Iqro bismirobbik'
Dari cerita seribu malam parody festival iblis yang meriah itu, mungkin itu tiada apa-apanya jika dibandingkan dengan sebuah kisah yang akan tertuang pada bait kolom kedua ini, dari sudut pandang orang awam kisah ini mungkin dirasa Hina dan absurd dengan ketidak-jelasannya, Namun! Jangan serius-serius, cukup Jean Paul Satre aja yang serius ngelakoni lakonnya, Jangan terlalu terpaku membacanya, cukup tatap tulisannya dan abaikan notifikasi yang lainnya. Daripada itu, hanya sedikit menyarankan bahwa cerita ini adalah caraku menyogok Tuhan karena aku jarang sekali beribadah sholat 5 waktu, karena pada hakikatnya hamba satu ini yakin bahwa tujuan manusia diciptakan itu Ialah untuk Memanusiakan Manusia.
Delik mata hati seakan tersentuh, kehidupan yang seharusnya menjadi jalan manusia yang lain untuk Iqro’bismirobbik, kini seakan terhalang oleh sebuah hegemoni yang melenceng sukses yang diciptakan untuk para manusia agar terguling dalam jurang kesalahan fitrah manusia, dengan akibatnya kita hanya terlihat seperti roda pedati yang mengikuti detik per detiknya sama, bagaikan bola sodok menggelinding saja kesana-kemari. Namun persoalan lebih daripada itu! Kita ambil konteks para mahasiswa yang katanya manusia analis ilmilah berwawasan kerap juga disebut oleh soe’ adalah kaum Intelegensia nyatanya hari ini sedikit banyak terlalu over dengan mementingkan dirinya sendiri, tanpa Ia pun sadari bahwa dirinya telah dibodohi oleh system yang telah mengikat mereka seperti kerbau, mereka menuhankan pengajar padahal pengajar pun kerapkali salah, jangankan salah, perbedaan pengarang dan penerjemah saja mereka tidak tau. Sederhananya… mahasiswa yang sudah mengambil jurusan komputer, yasudah belajar koding saja, jangan belajar tentang gender dan lain-lainnya.

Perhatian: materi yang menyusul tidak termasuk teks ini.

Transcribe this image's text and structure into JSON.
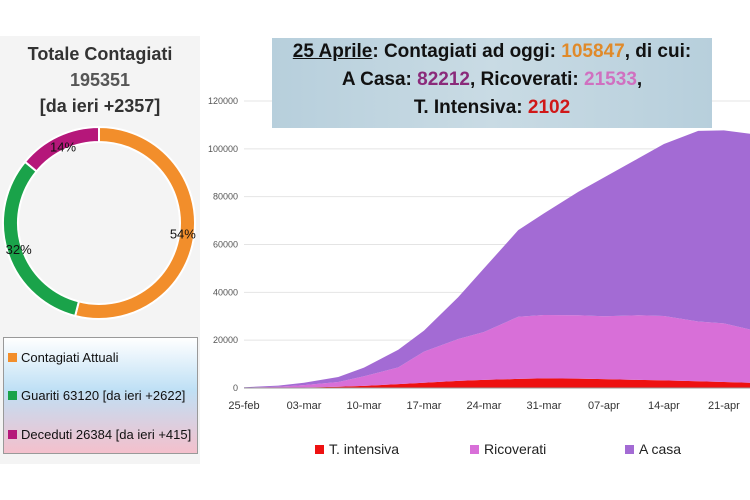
{
  "summary": {
    "title": "Totale Contagiati",
    "total": "195351",
    "delta": "[da ieri +2357]"
  },
  "donut": {
    "slices": [
      {
        "name": "Contagiati Attuali",
        "pct": 54,
        "label": "54%",
        "color": "#f28e2b"
      },
      {
        "name": "Guariti",
        "pct": 32,
        "label": "32%",
        "color": "#1aa34a"
      },
      {
        "name": "Deceduti",
        "pct": 14,
        "label": "14%",
        "color": "#b5177a"
      }
    ]
  },
  "legend": [
    "Contagiati Attuali",
    "Guariti 63120 [da ieri +2622]",
    "Deceduti 26384 [da ieri +415]"
  ],
  "banner": {
    "date": "25 Aprile",
    "l1a": ": Contagiati ad oggi: ",
    "total": "105847",
    "l1b": ", di cui:",
    "l2a": "A Casa: ",
    "casa": "82212",
    "l2b": ", Ricoverati: ",
    "ricoverati": "21533",
    "l2c": ",",
    "l3a": "T. Intensiva: ",
    "intensiva": "2102"
  },
  "chart_data": {
    "type": "area",
    "stacked": true,
    "x_days": [
      0,
      4,
      7,
      11,
      14,
      18,
      21,
      25,
      28,
      32,
      35,
      39,
      42,
      46,
      49,
      53,
      56,
      60
    ],
    "xticks": [
      "25-feb",
      "03-mar",
      "10-mar",
      "17-mar",
      "24-mar",
      "31-mar",
      "07-apr",
      "14-apr",
      "21-apr"
    ],
    "yticks": [
      "0",
      "20000",
      "40000",
      "60000",
      "80000",
      "100000",
      "120000"
    ],
    "ylim": [
      0,
      120000
    ],
    "series": [
      {
        "name": "T. intensiva",
        "color": "#ee1111",
        "values": [
          30,
          100,
          200,
          500,
          900,
          1600,
          2200,
          3000,
          3400,
          3800,
          4000,
          3900,
          3700,
          3400,
          3200,
          2800,
          2500,
          2102
        ]
      },
      {
        "name": "Ricoverati",
        "color": "#d86fd8",
        "values": [
          100,
          400,
          1000,
          2000,
          4000,
          7000,
          13000,
          17500,
          20000,
          26000,
          26500,
          26500,
          26300,
          27000,
          26900,
          25000,
          24500,
          21533
        ]
      },
      {
        "name": "A casa",
        "color": "#a36bd4",
        "values": [
          170,
          500,
          1000,
          2100,
          3600,
          7400,
          8800,
          17500,
          26600,
          36200,
          42500,
          51600,
          58000,
          65600,
          71900,
          79700,
          80700,
          82212
        ]
      }
    ],
    "legend_position": "bottom"
  }
}
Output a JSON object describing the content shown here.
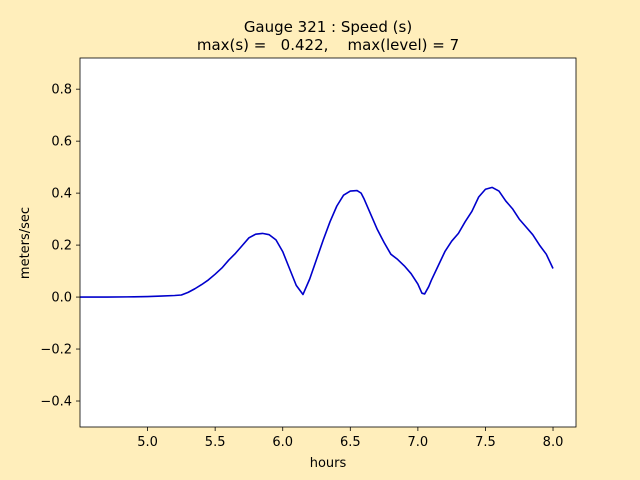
{
  "chart_data": {
    "type": "line",
    "title": "Gauge 321 : Speed (s)",
    "subtitle": "max(s) =   0.422,    max(level) = 7",
    "xlabel": "hours",
    "ylabel": "meters/sec",
    "xlim": [
      4.5,
      8.17
    ],
    "ylim": [
      -0.5,
      0.92
    ],
    "xticks": [
      5.0,
      5.5,
      6.0,
      6.5,
      7.0,
      7.5,
      8.0
    ],
    "xtick_labels": [
      "5.0",
      "5.5",
      "6.0",
      "6.5",
      "7.0",
      "7.5",
      "8.0"
    ],
    "yticks": [
      -0.4,
      -0.2,
      0.0,
      0.2,
      0.4,
      0.6,
      0.8
    ],
    "ytick_labels": [
      "−0.4",
      "−0.2",
      "0.0",
      "0.2",
      "0.4",
      "0.6",
      "0.8"
    ],
    "grid": false,
    "colors": {
      "background": "#ffeebb",
      "plot_area": "#ffffff",
      "line": "#0000cc"
    },
    "series": [
      {
        "x": [
          4.5,
          4.7,
          4.9,
          5.0,
          5.1,
          5.2,
          5.25,
          5.3,
          5.35,
          5.4,
          5.45,
          5.5,
          5.55,
          5.6,
          5.65,
          5.7,
          5.75,
          5.8,
          5.85,
          5.9,
          5.95,
          6.0,
          6.05,
          6.1,
          6.15,
          6.2,
          6.25,
          6.3,
          6.35,
          6.4,
          6.45,
          6.5,
          6.55,
          6.58,
          6.6,
          6.65,
          6.7,
          6.75,
          6.8,
          6.85,
          6.9,
          6.95,
          7.0,
          7.03,
          7.05,
          7.08,
          7.1,
          7.15,
          7.2,
          7.25,
          7.3,
          7.35,
          7.4,
          7.45,
          7.5,
          7.55,
          7.6,
          7.65,
          7.7,
          7.75,
          7.8,
          7.85,
          7.9,
          7.95,
          8.0
        ],
        "y": [
          0.0,
          0.0,
          0.001,
          0.002,
          0.004,
          0.006,
          0.008,
          0.018,
          0.032,
          0.048,
          0.066,
          0.088,
          0.112,
          0.142,
          0.168,
          0.198,
          0.228,
          0.242,
          0.245,
          0.24,
          0.22,
          0.175,
          0.11,
          0.045,
          0.01,
          0.07,
          0.145,
          0.22,
          0.29,
          0.35,
          0.392,
          0.408,
          0.41,
          0.4,
          0.38,
          0.32,
          0.26,
          0.21,
          0.165,
          0.145,
          0.12,
          0.09,
          0.05,
          0.015,
          0.012,
          0.04,
          0.065,
          0.12,
          0.175,
          0.215,
          0.245,
          0.29,
          0.33,
          0.385,
          0.415,
          0.422,
          0.408,
          0.37,
          0.34,
          0.3,
          0.27,
          0.24,
          0.2,
          0.165,
          0.11
        ]
      }
    ]
  }
}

Mengambil contoh di Negara Finlandia, yang menganggap bahwasannya kampus adalah taman bermain, mereka berhak mempelajari ilmu pengetahuan yang mereka suka, SESUKANYA!!! Padahal dalam buku dari seorang penulisnya yang pernah saya dengar begini “Negara finlandia mencuri falsafah salah satu pahlawan kita yakni Ki Hadjar Dewantara, ing ngarso sun tulodho, ing madyo mangun karso, tut wuri handayani” tapi saya memaklumi orang Indonesia tidak mau membaca lebih daripada yang telah ia pilih, mungkin ketika seseorang memilih jurusan ekonomi, mereka hanya akan membaca buku-buku yang berkaitan dengan ekonomi atau novel? Saya tidak heran, karena dahulunya nenek moyang orang Indonesia itu ada yang berasal dari Botsuana, ini sedikit lebih baik daripada nenek moyang kita.
Tapi ketika Negara paling tinggi minat bacanya, Negara paling tinggi tingkat bahagianya, yakni Findlandia memakai falsafah kita, kenapa kita tidak seperti mereka? Sudahlah, semoga kelak kita akan seperti findlandia, tak usah dipikir dan termenung.
Apa salahnya memang jika membaca lebih dari satu buku yang bukan perkuliahan? Jika mereka menyalahkan dan menganggap ini tidak berguna, maka mereka menganggap Findlandia juga salah.
Satu pesan kutititp sebagai kata penutup, kita boleh disalahkan oleh mereka, tapi kita jangan menganggap bahwa kita kalah. Biar waktu yang akan menjawab, dan biar kalimat kun fayakun yang akan membuktikan, karena pada hakikatnya, dengan Iqra’ kita bisa hidup.